Henry Phipps (a businessman who belonged to the South Fork Fishing and Hunting Club whose dam caused the Johnstown Flood of 1889) had Phipps Conservatory and Botanical Gardens in Pittsburgh erected in 1892 – 1893. The conservatory lists this history on its website. (The Phipps Conservatory website does NOT include that part about the Johnstown Flood.)

During one of my visits to Phipps Conservatory, I learned through an exhibit that representatives from the conservatory travelled from Pittsburgh to Chicago in order to acquire the plants that were exhibited at the 1893 World’s Fair. The Phipps representatives purchased these plants (they outbid several other parties), then had the plants shipped by train from Chicago to Pittsburgh. These plants from the 1893 World’s Fair became Phipps Conservatory’s opening exhibit in 1893.

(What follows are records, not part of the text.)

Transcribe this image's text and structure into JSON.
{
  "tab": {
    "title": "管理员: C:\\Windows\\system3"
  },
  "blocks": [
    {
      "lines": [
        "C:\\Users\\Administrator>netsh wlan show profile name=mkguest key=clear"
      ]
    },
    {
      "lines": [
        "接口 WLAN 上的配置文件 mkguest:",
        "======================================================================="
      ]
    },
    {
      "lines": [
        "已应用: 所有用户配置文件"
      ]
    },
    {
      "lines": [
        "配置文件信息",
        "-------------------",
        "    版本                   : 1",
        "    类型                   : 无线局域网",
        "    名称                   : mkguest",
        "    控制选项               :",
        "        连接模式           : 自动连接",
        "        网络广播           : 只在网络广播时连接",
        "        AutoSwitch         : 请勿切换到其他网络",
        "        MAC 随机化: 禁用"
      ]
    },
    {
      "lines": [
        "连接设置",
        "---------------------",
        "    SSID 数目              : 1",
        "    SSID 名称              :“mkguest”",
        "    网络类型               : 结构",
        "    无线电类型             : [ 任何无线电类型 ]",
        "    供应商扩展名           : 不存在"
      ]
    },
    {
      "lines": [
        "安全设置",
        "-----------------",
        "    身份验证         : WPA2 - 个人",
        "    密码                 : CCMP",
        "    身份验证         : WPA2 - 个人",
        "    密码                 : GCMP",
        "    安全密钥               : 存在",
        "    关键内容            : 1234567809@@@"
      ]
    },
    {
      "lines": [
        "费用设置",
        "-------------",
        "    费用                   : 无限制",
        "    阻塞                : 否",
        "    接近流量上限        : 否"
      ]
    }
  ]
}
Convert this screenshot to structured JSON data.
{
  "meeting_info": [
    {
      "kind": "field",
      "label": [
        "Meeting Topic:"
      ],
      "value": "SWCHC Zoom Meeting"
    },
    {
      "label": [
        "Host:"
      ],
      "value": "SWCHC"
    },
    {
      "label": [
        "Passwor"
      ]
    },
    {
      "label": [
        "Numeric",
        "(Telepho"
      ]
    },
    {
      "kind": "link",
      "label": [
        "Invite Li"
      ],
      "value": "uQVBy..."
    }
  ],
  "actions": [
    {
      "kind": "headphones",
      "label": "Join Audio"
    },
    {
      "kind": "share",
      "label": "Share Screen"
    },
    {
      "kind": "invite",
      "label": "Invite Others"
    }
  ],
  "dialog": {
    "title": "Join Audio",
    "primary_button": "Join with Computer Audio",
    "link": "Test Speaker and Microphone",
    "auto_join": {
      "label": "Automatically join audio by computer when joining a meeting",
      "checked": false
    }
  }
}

So, maybe the original plants at Phipps Conservatory in Pittsburgh were originally viewed – possibly even enjoyed – by the serial killer H.H. Holmes. Maybe H.H. Holmes lured one or more of his victims among these plants. Maybe H.H. Holmes attempted to prey on the people who travelled from Pittsburgh to Chicago, looking for Phipps Conservatory’s first flowers. Maybe these plants are the ancestors of plants that I now enjoy when I visit Phipps.

You see, Erik Larson, I too can speculate about H.H. Holmes and his activities at the 1893 World’s Fair in Chicago.